Me quedo en shock. ¿QUE?

-Si… ¿No te había dicho que vivo con mi mamá y su pareja? Ellos tienen la habitación de al lado. Pero tranquila que hablo con ella y todo está ok. Regresando a la nuestro...quédate esta noche...quédate conmigo… no te vayas.

-Matteo, ¿tú te estas escuchando? Nos acaba de ver tu madre. Y quieres que pase la noche al lado de su habitación...  ¿haciendo qué exactamente? Si seguíamos así las cosas se podían haber salido de control y qué planeas, ¿que pierda mi virginidad esta noche al lado de tu madre?

Empiezo a recoger mis cosas.

-Natalia. ¡TE AMO!

No, otra vez no. Siempre que intento dar un pasito con Matteo el me lleva 10 mil pasos más adelante. Lo que suponía nuestra primera cita y ya un TE AMO. No estoy preparada. Es muy pronto.

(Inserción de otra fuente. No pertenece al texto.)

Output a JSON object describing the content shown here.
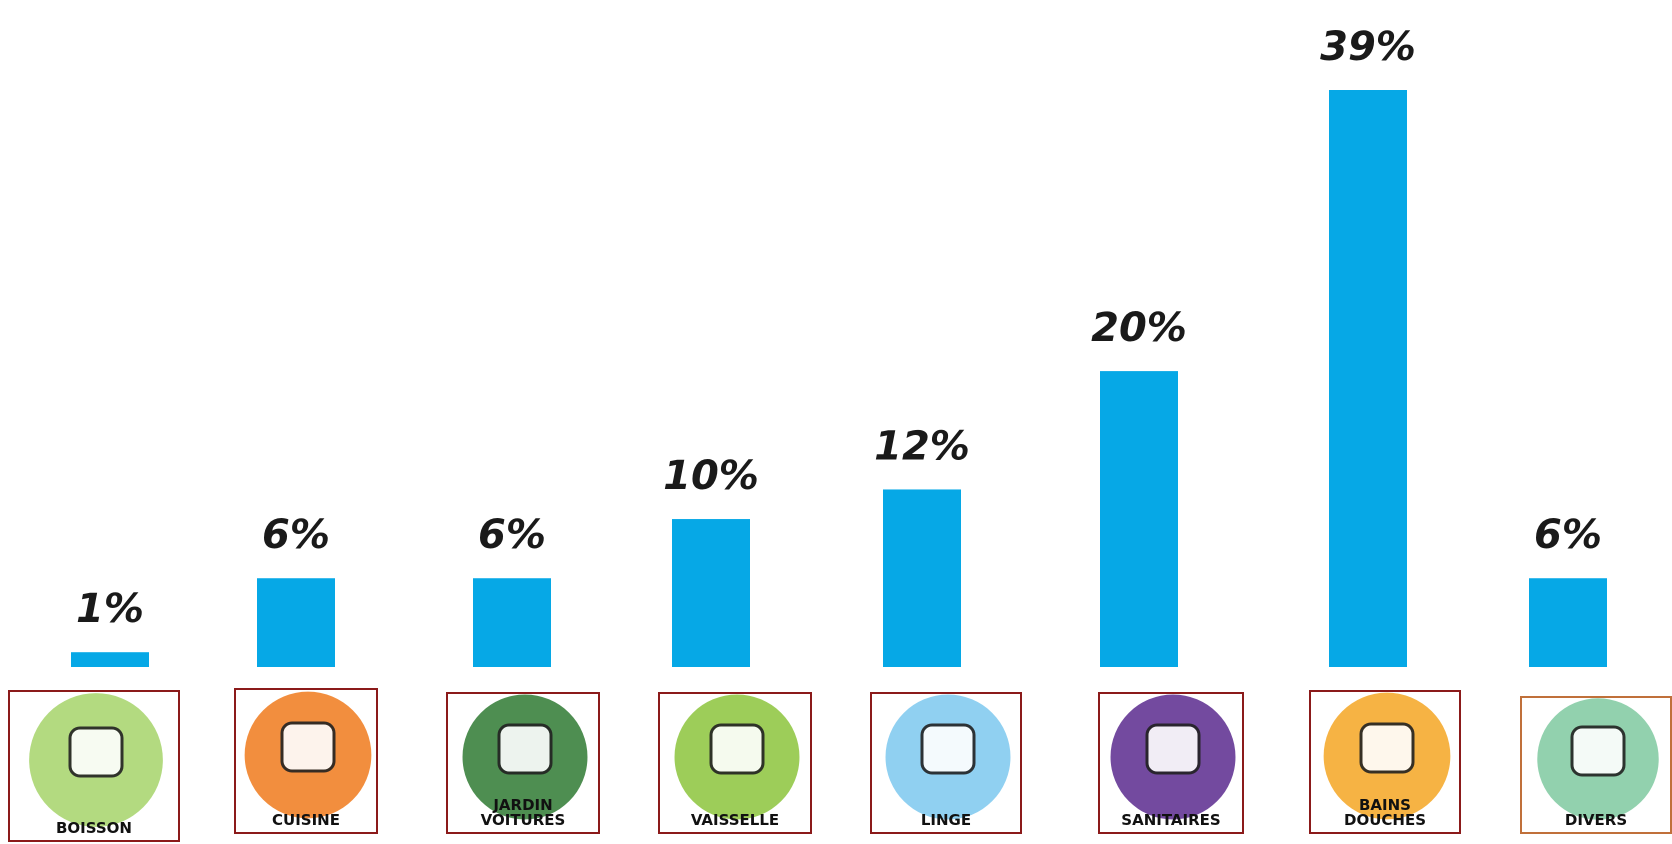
{
  "chart_data": {
    "type": "bar",
    "categories": [
      "BOISSON",
      "CUISINE",
      "JARDIN\nVOITURES",
      "VAISSELLE",
      "LINGE",
      "SANITAIRES",
      "BAINS\nDOUCHES",
      "DIVERS"
    ],
    "values": [
      1,
      6,
      6,
      10,
      12,
      20,
      39,
      6
    ],
    "value_labels": [
      "1%",
      "6%",
      "6%",
      "10%",
      "12%",
      "20%",
      "39%",
      "6%"
    ],
    "bar_color": "#06a8e6",
    "ylim": [
      0,
      40
    ],
    "grid": false,
    "legend": "none"
  },
  "icons": [
    {
      "name": "drink-jug-icon",
      "bg": "#a6d36a"
    },
    {
      "name": "cooking-pot-icon",
      "bg": "#f07a1c"
    },
    {
      "name": "watering-can-icon",
      "bg": "#2f7a33"
    },
    {
      "name": "dishes-icon",
      "bg": "#8cc43c"
    },
    {
      "name": "washing-machine-icon",
      "bg": "#7cc8ef"
    },
    {
      "name": "toilet-icon",
      "bg": "#5b2a8e"
    },
    {
      "name": "bathtub-icon",
      "bg": "#f5a623"
    },
    {
      "name": "fishbowl-icon",
      "bg": "#7fc9a0"
    }
  ]
}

Continúa. - Te amo y quiero envejecer junto a ti. Yo soy todo tuyo y esta vez no te voy a dejar ir, ni que te alejes. Te amo y te adoro… Te amo... Te amo…

Le miro moviendo mi cara hacia los lados, no puedo con esta situación así que salgo y de manera muy vergonzosa me despido de su mamá, me voy corriendo de allí y me voy segura que mi historia con Matteo terminará antes de empezar…otra vez…pero nunca olvidaré ese beso furtivo donde volaron chispas por doquier y su intensidad que me intoxica llevándome a querer tocar el fuego con las puntas de mis dedos.